Proof: An element $\alpha=c+id\in\mathbb{Q}(i)$ is root of the polynomial $x^2+ax+b\in\mathbb{Q}[x]$ with $a=-2c, b=c^2+d^2$.
If $c$ and $d$ are integers, then $a$ and $b$ are. If in reverse $a$ and $b$ are integers, so are $2c$ and $2d$. Because $(2c)^2+(2d)^2=4b\equiv 0\mod 4$ hence $(2c)^2\equiv (2d)^2\equiv 0\mod 4$, since quadratic integers are either $\equiv 0$ or $\equiv 1$. So $c$ and $d$ are integers.
This is taken from the german edition of "Algebraic Number Theory" by Jürgen Neukirch. I hope I translated sufficiently.
In my opinion this proof is pretty short, so I do not understand it in detail. I was not able to fix everything, so I would like to ask for your advice.
Also I am actually a little bit confused.
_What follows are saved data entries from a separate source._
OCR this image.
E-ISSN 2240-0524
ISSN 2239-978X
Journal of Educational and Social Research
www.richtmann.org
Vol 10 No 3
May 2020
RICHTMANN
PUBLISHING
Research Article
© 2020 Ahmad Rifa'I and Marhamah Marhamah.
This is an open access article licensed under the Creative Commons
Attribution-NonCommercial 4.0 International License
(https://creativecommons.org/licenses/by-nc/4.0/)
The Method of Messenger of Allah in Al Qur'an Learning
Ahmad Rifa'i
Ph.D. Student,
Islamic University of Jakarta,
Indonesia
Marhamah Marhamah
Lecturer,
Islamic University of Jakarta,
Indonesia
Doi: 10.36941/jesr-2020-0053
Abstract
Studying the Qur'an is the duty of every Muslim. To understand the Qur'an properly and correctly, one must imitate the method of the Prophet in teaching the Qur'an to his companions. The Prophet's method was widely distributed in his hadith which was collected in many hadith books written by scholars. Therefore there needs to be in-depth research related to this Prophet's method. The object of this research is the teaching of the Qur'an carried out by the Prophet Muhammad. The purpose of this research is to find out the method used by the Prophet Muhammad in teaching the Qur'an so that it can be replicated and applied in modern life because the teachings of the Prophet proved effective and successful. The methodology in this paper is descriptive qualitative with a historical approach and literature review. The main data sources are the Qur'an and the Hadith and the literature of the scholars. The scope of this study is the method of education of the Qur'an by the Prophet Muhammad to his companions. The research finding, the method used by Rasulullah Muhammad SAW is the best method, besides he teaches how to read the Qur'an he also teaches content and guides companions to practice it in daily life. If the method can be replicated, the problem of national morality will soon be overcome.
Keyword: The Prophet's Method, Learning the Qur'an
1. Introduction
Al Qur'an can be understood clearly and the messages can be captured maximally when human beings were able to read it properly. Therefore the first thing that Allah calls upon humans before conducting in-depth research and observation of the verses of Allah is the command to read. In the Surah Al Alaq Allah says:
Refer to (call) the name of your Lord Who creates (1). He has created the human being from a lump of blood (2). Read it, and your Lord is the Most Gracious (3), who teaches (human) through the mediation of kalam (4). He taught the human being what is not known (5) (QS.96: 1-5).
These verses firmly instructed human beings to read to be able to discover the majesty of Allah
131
I understand and read the proof that there is an equivalence to be shown.
So:
The elements of $\mathbb{Z}[i]$ are the elements of $\mathbb{Q}(i)|\mathbb{Q}$ which solve the equation $x^2+ax+b=0$ with integer coefficients.
If an element of $\mathbb{Q}(i)|\mathbb{Q}$ solves $x^2+ax+b=0$ then this element is in $\mathbb{Z}[i]$.
The conclusion "An element $\alpha=c+id\in\mathbb{Q}(i)$ is root of the polynomial $x^2+ax+b\in\mathbb{Q}[x]$ with $a=-2c, b=c^2+d^2$." needs more elobaration in my opinion.
It is clear what to do:
$(c+id)^2+a(c+id)+b=0 \Leftrightarrow\quad$ $c^2-d^2+ac+b=0$ and $ad+2cd=0$, when we compare imaginary part and real part.
I see that the result in the proof comes from the case where $d\neq 0$. So I wanted to know, why $d=0$ does not occur.
We get $c^2+ac+b=0$. With the quadratic formula $c_{1,2}=-\frac{a}{2}\pm\sqrt{\left(\frac{a}{2}\right)^2-b}$.
I tried to show that the RHS can not be an element of $\mathbb{Q}$, but I was not able too.
Can you provide some more elaboration to this proof? Also what seems to be the other implication "$\Leftarrow$" puzzles me.
Thanks in advance.